Another source of interest in reading many of the contributions is that they reveal as much about the writers’ temperaments and tastes as they do about their perspectives on Carter. For example, a question which, by implication, periodically reappears throughout the collection is to what extent can Carter be identified as a 'Caribbean' poet or is he perhaps more a 'Latin American' poet who writes in English? Many of the contributors simply claim him for the Caribbean.

However, some of the more thoughtful pieces draw out revealing and important distinctions. Bill Carr is the most direct when he observes, '[Carter’s] work is quite unlike the work of Walcott, E. R. Brathwaite or Mervyn Morris. What relates his work to theirs is a shared and serious concern for craft. But the sensibility his craft expresses has no obvious meeting place with theirs' (157). Interviewed by David Dabydeen, Derek Walcott expresses what he thinks distinguishes a Guyanese sensibility from a Caribbean one in the following way: '[B]ehind my back there is infinity and I carried the weight of that infinity in terms of horizon, the savannahs of Guyana, and I felt that sense of width would tend to make a writer like Carter, as it does other writers. And that sense of space was pretty close to the idea of a Russia...' (308). George Lamming suggests that Carter’s engagement with politics as a poet 'was more a feature of his Hispanic writing within the region... that sweep, that freedom of line, so one tended to think of him as a poet of the Americas rather than of the islands' (311).

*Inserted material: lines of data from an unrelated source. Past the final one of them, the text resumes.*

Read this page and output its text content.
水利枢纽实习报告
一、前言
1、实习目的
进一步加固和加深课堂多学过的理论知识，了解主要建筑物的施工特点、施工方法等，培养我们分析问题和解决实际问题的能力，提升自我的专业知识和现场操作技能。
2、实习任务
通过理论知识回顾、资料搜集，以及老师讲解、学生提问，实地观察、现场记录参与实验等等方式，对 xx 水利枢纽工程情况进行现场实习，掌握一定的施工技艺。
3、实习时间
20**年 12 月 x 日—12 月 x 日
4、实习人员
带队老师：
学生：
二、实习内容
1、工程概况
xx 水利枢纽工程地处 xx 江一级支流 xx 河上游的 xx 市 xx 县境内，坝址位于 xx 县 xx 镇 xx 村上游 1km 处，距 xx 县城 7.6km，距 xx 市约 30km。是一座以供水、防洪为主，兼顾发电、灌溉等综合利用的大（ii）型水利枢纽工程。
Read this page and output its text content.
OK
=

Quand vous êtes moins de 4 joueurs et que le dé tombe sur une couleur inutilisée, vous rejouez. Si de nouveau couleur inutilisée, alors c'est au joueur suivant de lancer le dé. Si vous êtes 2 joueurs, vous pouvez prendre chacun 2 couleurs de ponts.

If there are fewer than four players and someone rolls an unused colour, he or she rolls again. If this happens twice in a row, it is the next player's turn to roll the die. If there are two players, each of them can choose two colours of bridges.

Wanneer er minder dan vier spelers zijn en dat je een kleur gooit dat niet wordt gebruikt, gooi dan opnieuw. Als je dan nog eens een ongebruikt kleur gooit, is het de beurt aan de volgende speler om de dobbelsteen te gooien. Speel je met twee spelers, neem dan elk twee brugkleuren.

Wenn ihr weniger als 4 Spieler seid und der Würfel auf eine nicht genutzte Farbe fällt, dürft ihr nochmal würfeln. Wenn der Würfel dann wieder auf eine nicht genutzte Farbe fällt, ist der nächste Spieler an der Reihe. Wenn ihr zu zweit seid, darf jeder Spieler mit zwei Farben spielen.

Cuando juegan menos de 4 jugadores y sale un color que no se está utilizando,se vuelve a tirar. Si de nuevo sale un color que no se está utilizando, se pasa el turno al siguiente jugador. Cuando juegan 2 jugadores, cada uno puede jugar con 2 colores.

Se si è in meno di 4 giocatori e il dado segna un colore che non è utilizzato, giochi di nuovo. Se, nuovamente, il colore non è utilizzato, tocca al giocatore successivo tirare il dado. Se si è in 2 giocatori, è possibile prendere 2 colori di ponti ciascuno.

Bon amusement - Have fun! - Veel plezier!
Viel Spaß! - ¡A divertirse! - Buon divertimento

Finally, this collection is an important source book for scholars and students who might wish to delve more directly into Carter’s work. The collection provides a useful bibliography of Carter’s collections of poems, his anthologized pieces, his poems in periodicals and newspapers as well as his prose and interviews. The book offers not only a critical retrospective account of Martin Carter’s work, but also in its own way continues the debate about the boundaries of Caribbean and Latin American identity.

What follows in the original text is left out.